1. Factual Knowledge: In BIOL 331 and 335, I had learned about some of the experimental approaches used to study development including the “Look”, the “Remove something” and the “Add something” approach. Additionally, in this class we learned about some of the advantages and disadvantages of each approach and the types of information we can obtain. For instance, the “Add something” approach can investigate what factors are sufficient to induce the formation of iPS cells and in which combinations. Induced pluripotent stem cells (iPSCs) can be reprogrammed by specific transcription factors and have the ability can differentiate into various cell types in the body. If the specific transcription factors are indeed sufficient, they could transform something like skin cells to pluripotent IPSCs, similar to embryonic stem cells.
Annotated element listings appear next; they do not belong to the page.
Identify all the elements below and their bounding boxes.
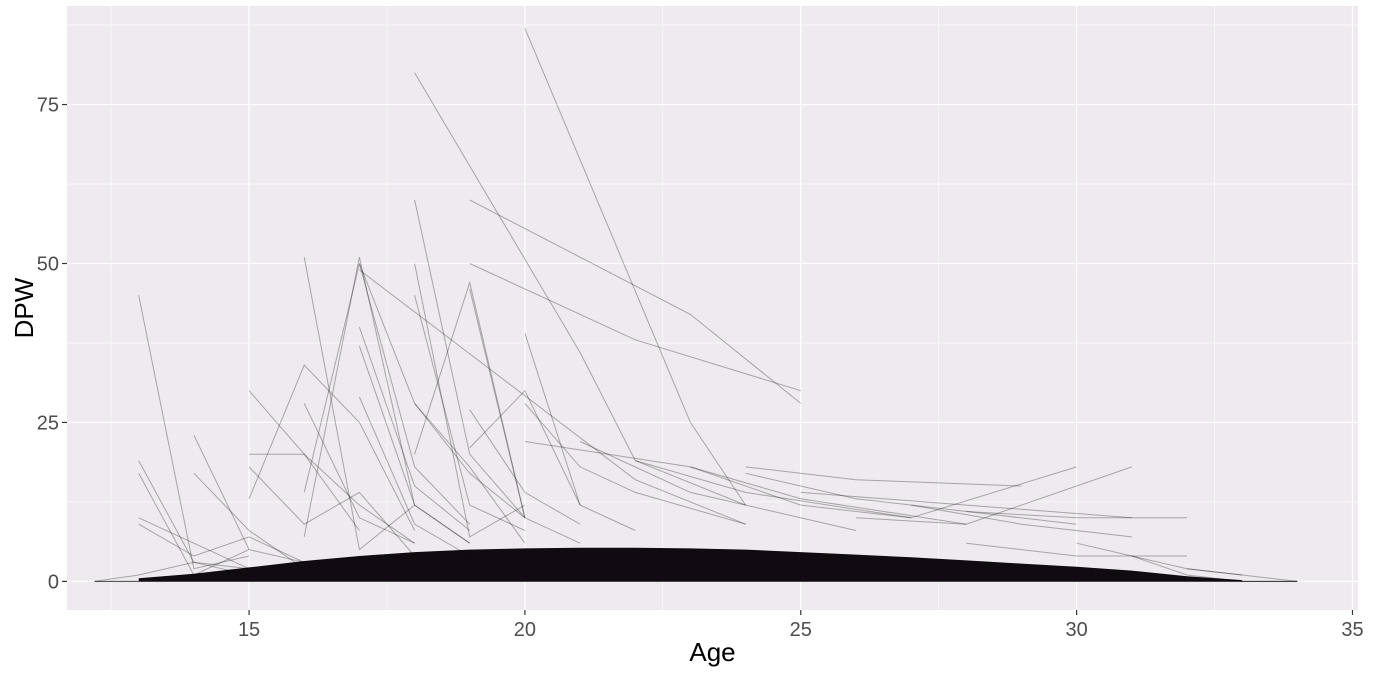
series-lines xyxy=(94,28,1298,582)
trajectory-line xyxy=(414,72,746,506)
x-tick-label: 20 xyxy=(514,619,536,641)
plot-panel xyxy=(67,6,1358,610)
trajectory-line xyxy=(414,403,526,544)
trajectory-line xyxy=(524,333,636,531)
trajectory-line xyxy=(358,345,470,544)
trajectory-line xyxy=(745,472,1077,525)
trajectory-line xyxy=(469,409,581,525)
trajectory-line xyxy=(303,256,470,544)
trajectory-line xyxy=(1186,568,1298,582)
trajectory-line xyxy=(193,434,305,563)
trajectory-line xyxy=(248,390,360,531)
trajectory-line xyxy=(414,280,526,518)
y-tick-label: 75 xyxy=(37,95,59,117)
trajectory-line xyxy=(800,466,1077,519)
trajectory-line xyxy=(303,263,471,525)
trajectory-line xyxy=(1131,555,1298,582)
trajectory-line xyxy=(94,561,250,582)
trajectory-line xyxy=(855,466,1132,525)
trajectory-line xyxy=(303,257,415,551)
trajectory-line xyxy=(414,199,526,519)
trajectory-line xyxy=(524,403,746,525)
axes: 15 20 25 30 35 0 25 50 75 xyxy=(37,95,1364,641)
grid-lines xyxy=(67,6,1358,610)
y-axis-title: DPW xyxy=(9,277,39,338)
trajectory-line xyxy=(249,453,415,544)
trajectory-line xyxy=(138,295,250,570)
x-axis-title: Age xyxy=(689,637,735,667)
trajectory-line xyxy=(469,389,581,506)
trajectory-line xyxy=(579,441,857,531)
trajectory-line xyxy=(359,269,746,525)
trajectory-line xyxy=(138,523,305,563)
y-tick-label: 25 xyxy=(37,412,59,434)
trajectory-line xyxy=(248,364,416,531)
trajectory-line xyxy=(469,263,801,392)
trajectory-line xyxy=(966,511,1187,519)
trajectory-line xyxy=(911,504,1132,538)
x-tick-label: 25 xyxy=(790,619,812,641)
trajectory-line xyxy=(524,441,801,506)
x-tick-label: 15 xyxy=(238,619,260,641)
trajectory-line xyxy=(248,466,415,557)
dense-trajectory-band xyxy=(138,547,1243,582)
trajectory-line xyxy=(635,460,912,519)
trajectory-line xyxy=(469,199,802,404)
dense-band xyxy=(94,547,1298,582)
trajectory-line xyxy=(414,295,526,531)
trajectory-line xyxy=(138,473,250,576)
y-tick-label: 50 xyxy=(37,253,59,275)
y-tick-label: 0 xyxy=(48,571,59,593)
trajectory-line xyxy=(358,263,526,519)
trajectory-line xyxy=(1076,542,1243,576)
trajectory-line xyxy=(358,326,471,531)
trajectory-line xyxy=(524,28,747,506)
trajectory-line xyxy=(414,263,526,538)
x-tick-label: 30 xyxy=(1066,619,1088,641)
x-tick-label: 35 xyxy=(1341,619,1363,641)
trajectory-line xyxy=(690,466,967,525)
trajectory-line xyxy=(800,491,1132,519)
trajectory-line xyxy=(138,460,250,576)
trajectory-line xyxy=(358,396,470,557)
trajectory-line xyxy=(469,288,581,544)
trajectory-line xyxy=(966,542,1187,557)
trajectory-line xyxy=(138,517,250,570)
trajectory-line xyxy=(745,466,1022,487)
trajectory-line xyxy=(303,403,415,544)
trajectory-line xyxy=(193,472,305,570)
2. Making Connections: From previous courses, I knew what the different techniques (e.g. amino fluorescence, In situ hybridization..etc) were but the past few classes have made their application more easily understandable and have clarified their advantages/disadvantages. The “Add something” approach can be used on IPSCs to screen for different therapeutic compounds and test for disease-specific drugs. This is important in that using human cells would eliminate the need to test on mice or other organisms that may express different developmental factors and genes. Since iPSCs are also generated directly from adult somatic cells, they bypass the need for embryonic stem cells and can have many beneficial applications to regenerative medicine.